Cinq transactions ont envoyé un total de 107 BTC à une adresse de gravure connue au sein du réseau Bitcoin, supprimant définitivement ces fonds de la circulation, selon les enregistrements publiés par l’explorateur TimechainIndex. Le montant total brûlé dépasse 8 millions de dollars.
Les mouvements ont été détectés le 26 mai et étaient destinés à l’adresse « 1111111111111111111114oLvT2 »,historiquement utilisé comme point sans clé privée connuedonc les bitcoins envoyés là-bas ne peuvent pas être dépensés à nouveau.
Selon les données de l’explorateur, les opérations ont été exécutées à partir de plusieurs adresses différentes. TimechainIndex soutient que le modèle temporel et opérationnel suggère une coordination entre les transactions, même s’il n’identifie pas publiquement la personne responsable.
La publication de TimechainIndex sur X a reçu des réponses de différentes personnalités de l’écosystème. Parmi eux se trouvait Adam Back, qui a commenté : « Une récompense quantique accidentelle ? référence à la possibilité que l’incendie soit lié avec des craintes concernant l’informatique quantique.
Un mouvement irréversible au sein du Bitcoin
TimechainIndex note que l’envoi de BTC à Les adresses sans clé privée connue impliquent une perte permanente d’accès aux fonds, puisque le protocole ne prévoit pas de mécanismes de recouvrement.
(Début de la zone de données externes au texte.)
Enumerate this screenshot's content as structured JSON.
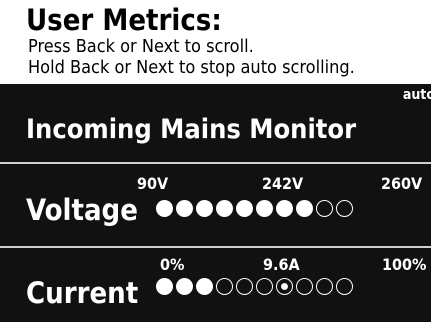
{
  "header": {
    "title": "User Metrics:",
    "line1": "Press Back or Next to scroll.",
    "line2": "Hold Back or Next to stop auto scrolling."
  },
  "status": {
    "auto": "auto"
  },
  "monitor": {
    "title": "Incoming Mains Monitor"
  },
  "voltage": {
    "label": "Voltage",
    "scale": {
      "min": "90V",
      "value": "242V",
      "max": "260V"
    },
    "dots": [
      "filled",
      "filled",
      "filled",
      "filled",
      "filled",
      "filled",
      "filled",
      "filled",
      "empty",
      "empty"
    ]
  },
  "current": {
    "label": "Current",
    "scale": {
      "min": "0%",
      "value": "9.6A",
      "max": "100%"
    },
    "dots": [
      "filled",
      "filled",
      "filled",
      "empty",
      "empty",
      "empty",
      "marker",
      "empty",
      "empty",
      "empty"
    ]
  },
  "colors": {
    "background": "#111111",
    "foreground": "#ffffff",
    "header_background": "#ffffff",
    "header_text": "#000000",
    "divider": "#cfcfcf"
  }
}
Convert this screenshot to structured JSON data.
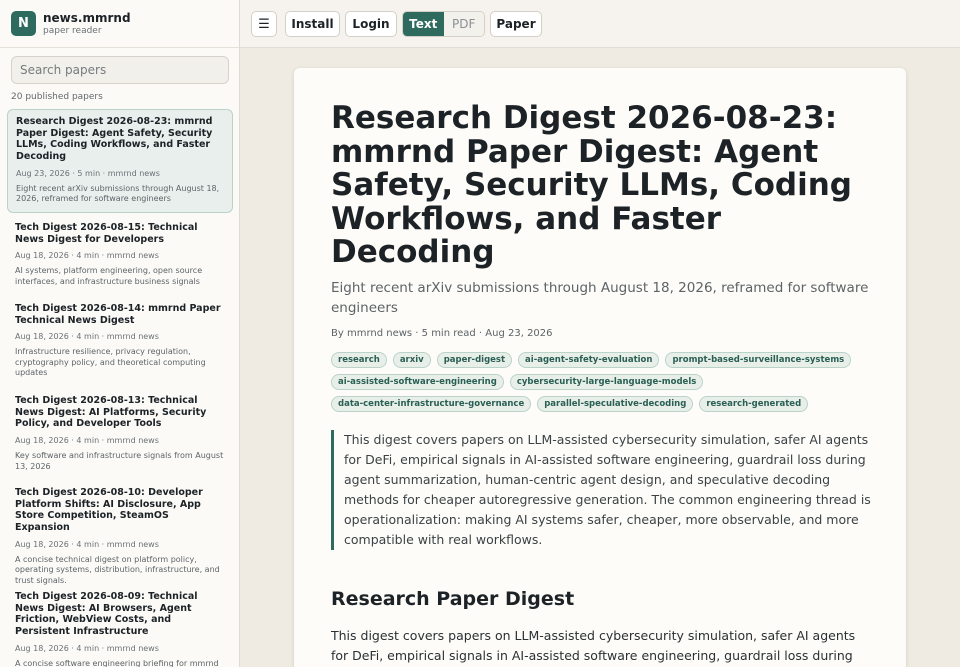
{
  "brand": {
    "logo_letter": "N",
    "name": "news.mmrnd",
    "subtitle": "paper reader"
  },
  "search": {
    "placeholder": "Search papers",
    "value": ""
  },
  "sidebar": {
    "count_label": "20 published papers",
    "posts": [
      {
        "title": "Research Digest 2026-08-23: mmrnd Paper Digest: Agent Safety, Security LLMs, Coding Workflows, and Faster Decoding",
        "meta": "Aug 23, 2026 · 5 min · mmrnd news",
        "desc": "Eight recent arXiv submissions through August 18, 2026, reframed for software engineers",
        "active": true
      },
      {
        "title": "Tech Digest 2026-08-15: Technical News Digest for Developers",
        "meta": "Aug 18, 2026 · 4 min · mmrnd news",
        "desc": "AI systems, platform engineering, open source interfaces, and infrastructure business signals"
      },
      {
        "title": "Tech Digest 2026-08-14: mmrnd Paper Technical News Digest",
        "meta": "Aug 18, 2026 · 4 min · mmrnd news",
        "desc": "Infrastructure resilience, privacy regulation, cryptography policy, and theoretical computing updates"
      },
      {
        "title": "Tech Digest 2026-08-13: Technical News Digest: AI Platforms, Security Policy, and Developer Tools",
        "meta": "Aug 18, 2026 · 4 min · mmrnd news",
        "desc": "Key software and infrastructure signals from August 13, 2026"
      },
      {
        "title": "Tech Digest 2026-08-10: Developer Platform Shifts: AI Disclosure, App Store Competition, SteamOS Expansion",
        "meta": "Aug 18, 2026 · 4 min · mmrnd news",
        "desc": "A concise technical digest on platform policy, operating systems, distribution, infrastructure, and trust signals."
      },
      {
        "title": "Tech Digest 2026-08-09: Technical News Digest: AI Browsers, Agent Friction, WebView Costs, and Persistent Infrastructure",
        "meta": "Aug 18, 2026 · 4 min · mmrnd news",
        "desc": "A concise software engineering briefing for mmrnd"
      }
    ]
  },
  "toolbar": {
    "menu_icon": "☰",
    "install_label": "Install",
    "login_label": "Login",
    "view_text_label": "Text",
    "view_pdf_label": "PDF",
    "paper_label": "Paper",
    "active_view": "Text"
  },
  "article": {
    "title": "Research Digest 2026-08-23: mmrnd Paper Digest: Agent Safety, Security LLMs, Coding Workflows, and Faster Decoding",
    "subtitle": "Eight recent arXiv submissions through August 18, 2026, reframed for software engineers",
    "byline": "By mmrnd news · 5 min read · Aug 23, 2026",
    "tags": [
      "research",
      "arxiv",
      "paper-digest",
      "ai-agent-safety-evaluation",
      "prompt-based-surveillance-systems",
      "ai-assisted-software-engineering",
      "cybersecurity-large-language-models",
      "data-center-infrastructure-governance",
      "parallel-speculative-decoding",
      "research-generated"
    ],
    "summary": "This digest covers papers on LLM-assisted cybersecurity simulation, safer AI agents for DeFi, empirical signals in AI-assisted software engineering, guardrail loss during agent summarization, human-centric agent design, and speculative decoding methods for cheaper autoregressive generation. The common engineering thread is operationalization: making AI systems safer, cheaper, more observable, and more compatible with real workflows.",
    "section_heading": "Research Paper Digest",
    "section_body": "This digest covers papers on LLM-assisted cybersecurity simulation, safer AI agents for DeFi, empirical signals in AI-assisted software engineering, guardrail loss during agent"
  },
  "colors": {
    "accent": "#2e6b5e",
    "background": "#efebe2",
    "card": "#fdfcf8",
    "tag_bg": "#e8efe9"
  }
}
Bien que les adresses gravées existent depuis les premières années de Bitcoin et soient souvent utilisées pour des tests techniques, des démonstrations cryptographiques ou la destruction volontaire d’actifs, les opérations de cette taille restent rares dans l’activité quotidienne du réseau.
Débat sur l’informatique quantique et le BTC vulnérable
Ces derniers mois, chercheurs et développeurs ont discuté de mécanismes possibles pour protéger les bitcoins stockés dans d’anciennes adresses dont la clé publique a déjà été exposée sur le réseau.
Selon les analyses publiées par CriptoNoticias, certains secteurs suggèrent que, face à un véritable scénario de menace quantique, certains fonds pourraient être migrés vers des systèmes de cryptographie résilients ou même devenir inutilisables s’ils ne sont pas mis à jour à temps, devenant « brûlés ».
Adam Back a déjà fait valoir que la menace quantique qui pèse sur Bitcoin n’est pas encore immédiate, bien qu’il estime nécessaire de préparer des mécanismes de transition à des systèmes cryptographiques plus résistants.
Jusqu’à présent, cela n’existe pas preuves publiques qui relient directement l’incendie des 107 BTC à une tentative de prévention contre les ordinateurs quantiques. Cependant, le commentaire de Back et le contexte du débat ont relancé les spéculations au sein de la communauté sur les motivations derrière les transactions.